I only read three books last month, two of which are quite short. Since I had so much information coming at me from work, my brain needed a bit of a break. Keep on reading to see what those books were and to know what else I enjoyed. Thanks for coming by my little space on the internet!

What I Read

The truths we hold book cover

The Truths We Hold: An American Journey by Kamala Harris
FORMAT: Audiobook

I’m always wary of reading political memoirs from people currently in office. I assume their books are going to be more policy-driven than story-driven. Despite my reservations, I enjoyed this book. There is a lot of policy talk in The Truths We Hold, but Harris does a lovely job telling her story. My favorite parts of the book include stories of her mother and sister and what their lives were like as Harris grew up. Seeing how her mother shaped her was touching. Harris reads the audiobook, which is a major plus for me. 

How to make a slave and other essays book cover

How to Make a Slave and Other Essays by Jerald Walker
FORMAT: Print

I love a good essay collection, and this book is exactly that. Jerald Walker talks about his life as a Black man in America with wisdom, humor, and a keen eye for a good story.

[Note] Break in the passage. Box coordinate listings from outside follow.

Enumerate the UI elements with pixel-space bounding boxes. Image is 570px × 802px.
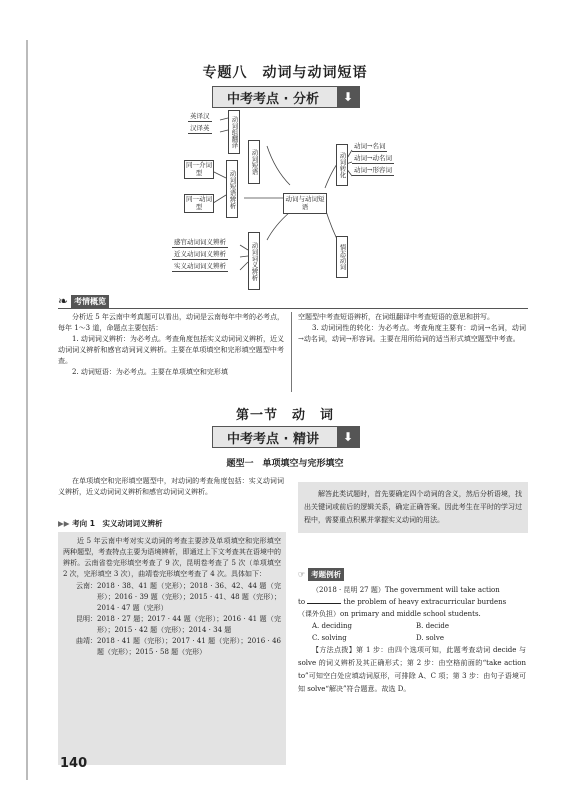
question-stem: The government will take action (384, 586, 500, 594)
map-leaf: 英译汉 (190, 112, 210, 120)
example-header (298, 568, 344, 581)
option-c: C. solving (312, 634, 347, 642)
exam-items: 2018 · 27 题；2017 · 44 题（完形）；2016 · 41 题（完形）；2015 · 42 题（完形）；2014 · 34 题 (97, 615, 281, 634)
map-leaf: 动词→动名词 (354, 154, 392, 162)
leaf-icon: ❧ (58, 294, 69, 308)
question-line (298, 584, 526, 596)
question-stem: to (298, 598, 306, 606)
map-leaf: 动词→形容词 (354, 166, 392, 174)
overview-header (58, 294, 109, 308)
type-title: 题型一 单项填空与完形填空 (226, 459, 344, 469)
stats-text: 近 5 年云南中考对实义动词的考查主要涉及单项填空和完形填空两种题型，考查特点主要为语境辨析，即通过上下文考查其在语境中的辨析。云南省卷完形填空考查了 9 次，昆明卷考查了 5 次（单项填空 2 次，完形填空 3 次），曲靖卷完形填空考查了 4 次。具体如下： (63, 537, 281, 578)
banner-text: 中考考点 · 精讲 (227, 431, 319, 447)
map-node-phrase-translation: 动词组翻译 (228, 110, 240, 154)
options-row (298, 620, 526, 632)
exam-items: 2018 · 41 题（完形）；2017 · 41 题（完形）；2016 · 46 题（完形）；2015 · 58 题（完形） (97, 637, 281, 656)
map-center-node: 动词与动词短语 (283, 193, 327, 214)
left-intro: 在单项填空和完形填空题型中，对动词的考查角度包括：实义动词词义辨析，近义动词词义辨析和感官动词词义辨析。 (58, 477, 284, 496)
down-arrow-icon: ⬇ (337, 427, 359, 447)
question-line: （课外负担）on primary and middle school students. (298, 610, 481, 618)
overview-para: 3. 动词词性的转化：为必考点。考查角度主要有：动词→名词，动词→动名词，动词→形容词。主要在用所给词的适当形式填空题型中考查。 (298, 324, 526, 343)
overview-para: 分析近 5 年云南中考真题可以看出，动词是云南每年中考的必考点，每年 1～3 道，命题点主要包括： (58, 313, 284, 332)
overview-badge: 考情概览 (71, 295, 109, 308)
overview-para: 空题型中考查短语辨析，在词组翻译中考查短语的意思和拼写。 (298, 313, 494, 321)
exam-place: 昆明： (76, 615, 97, 623)
question-block (298, 584, 526, 696)
down-arrow-icon: ⬇ (337, 87, 359, 107)
map-leaf: 动词→名词 (354, 142, 386, 150)
map-leaf: 近义动词词义辨析 (174, 250, 226, 258)
tip-box: 解答此类试题时，首先要确定四个动词的含义，然后分析语境，找出关键词或前后的逻辑关系，确定正确答案。因此考生在平时的学习过程中，需要重点积累并掌握实义动词的用法。 (298, 482, 528, 533)
option-a: A. deciding (312, 622, 352, 630)
map-leaf: 汉译英 (190, 124, 210, 132)
exam-row (63, 581, 281, 614)
column-divider (291, 312, 292, 392)
banner-text: 中考考点 · 分析 (227, 91, 319, 107)
point-heading (58, 518, 163, 529)
map-leaf: 实义动词词义辨析 (174, 262, 226, 270)
overview-left-col (58, 312, 284, 378)
option-d: D. solve (416, 634, 444, 642)
exam-row (63, 636, 281, 658)
map-node-conversion: 动词转化 (336, 144, 348, 186)
overview-para: 1. 动词词义辨析：为必考点。考查角度包括实义动词词义辨析，近义动词词义辨析和感官动词词义辨析。主要在单项填空和完形填空题型中考查。 (58, 335, 284, 365)
overview-para: 2. 动词短语：为必考点。主要在单项填空和完形填 (72, 368, 228, 376)
pencil-icon: ☞ (298, 570, 306, 579)
section-title: 第一节 动 词 (235, 408, 334, 423)
map-leaf-box: 同一介词型 (184, 160, 214, 179)
map-node-phrase-analysis: 动词短语辨析 (226, 160, 238, 218)
exam-place: 曲靖： (76, 637, 97, 645)
example-badge: 考题例析 (308, 568, 344, 581)
map-leaf-box: 同一动词型 (184, 194, 214, 213)
exam-row (63, 614, 281, 636)
point-label: 考向 1 实义动词词义辨析 (72, 519, 163, 528)
exam-place: 云南： (76, 582, 97, 590)
map-node-modal: 情态动词 (336, 236, 348, 278)
overview-rule (58, 308, 528, 309)
exam-stats-box (58, 532, 286, 765)
page-number: 140 (60, 756, 88, 771)
double-arrow-icon: ▶▶ (58, 519, 73, 528)
map-node-meaning: 动词词义辨析 (248, 232, 260, 290)
method-text: 【方法点拨】第 1 步：由四个选项可知，此题考查动词 decide 与 solve 的词义辨析及其正确形式；第 2 步：由空格前面的“take action to”可知空白处应填动词原形，可排除 A、C 项；第 3 步：由句子语境可知 solve“解决”符合题意。故选 D。 (298, 646, 526, 693)
map-node-phrases: 动词短语 (248, 140, 260, 184)
lecture-banner (212, 426, 360, 448)
question-stem: the problem of heavy extracurricular burdens (343, 598, 507, 606)
question-line (298, 596, 526, 608)
overview-right-col (298, 312, 526, 345)
map-leaf: 感官动词词义辨析 (174, 238, 226, 246)
page-title: 专题八 动词与动词短语 (202, 65, 368, 81)
answer-blank (307, 603, 341, 604)
options-row (298, 632, 526, 644)
exam-items: 2018 · 38、41 题（完形）；2018 · 36、42、44 题（完形）；2016 · 39 题（完形）；2015 · 41、48 题（完形）；2014 · 47 题（完形） (97, 582, 281, 612)
option-b: B. decide (416, 622, 450, 630)
question-source: （2018 · 昆明 27 题） (312, 586, 385, 594)
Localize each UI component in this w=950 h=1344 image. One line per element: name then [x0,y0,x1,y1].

I’m drawn to books set in academia, so my favorite essays in this collection are the ones that discuss Walker’s life as a student and professor. The essay in which he discusses his writing mentor James Alan McPherson is especially fantastic.

I am the rage book cover

I Am the Rage by Dr. Martina McGowan
FORMAT: Print

Whenever I do a pick-up order at Target, I browse the app to see what new books they have on their shelves. That was how I discovered this poetry collection. (Isn’t it great that a big-box store like Target sells poetry?!) This book was the perfect reading choice for Black History Month since McGowan’s poems have racial justice as their core. The poems in this book were written in the last year, so there are mentions of Breonna Taylor and George Floyd. Those modern connections made this slim volume a powerful read.

What I Loved

ONLINE SHOP: The Bluest Willow

As I’ve mentioned before in this section, I’m a big fan of the Popcast with Knox and Jamie. I discovered the Bluest Willow because the shop’s owner is Knox’s wife, Ashley McCoy. This shop has the cutest clothing, accessories, and home decor items. I’ve done several orders already and absolutely love all the pieces I’ve received. Ashley has curated such a lovely collection of unique yet everyday goods. I love this little shop so much.

RECIPE: One Skillet Saucy Chicken Tortilla Enchilada Rice Bake
from Half Baked Harvest

Look at this picture of gooey cheese and sauce and tortilla chips and flavorful goodness. LOOK AT IT. This recipe is as delicious as it appears, and also pretty simple. I made my own enchilada sauce, but this would be even easier if you used pre-made sauce. I’ve loved many Half Baked Harvest recipes, but this one might be my new favorite.


What did you read and love in February?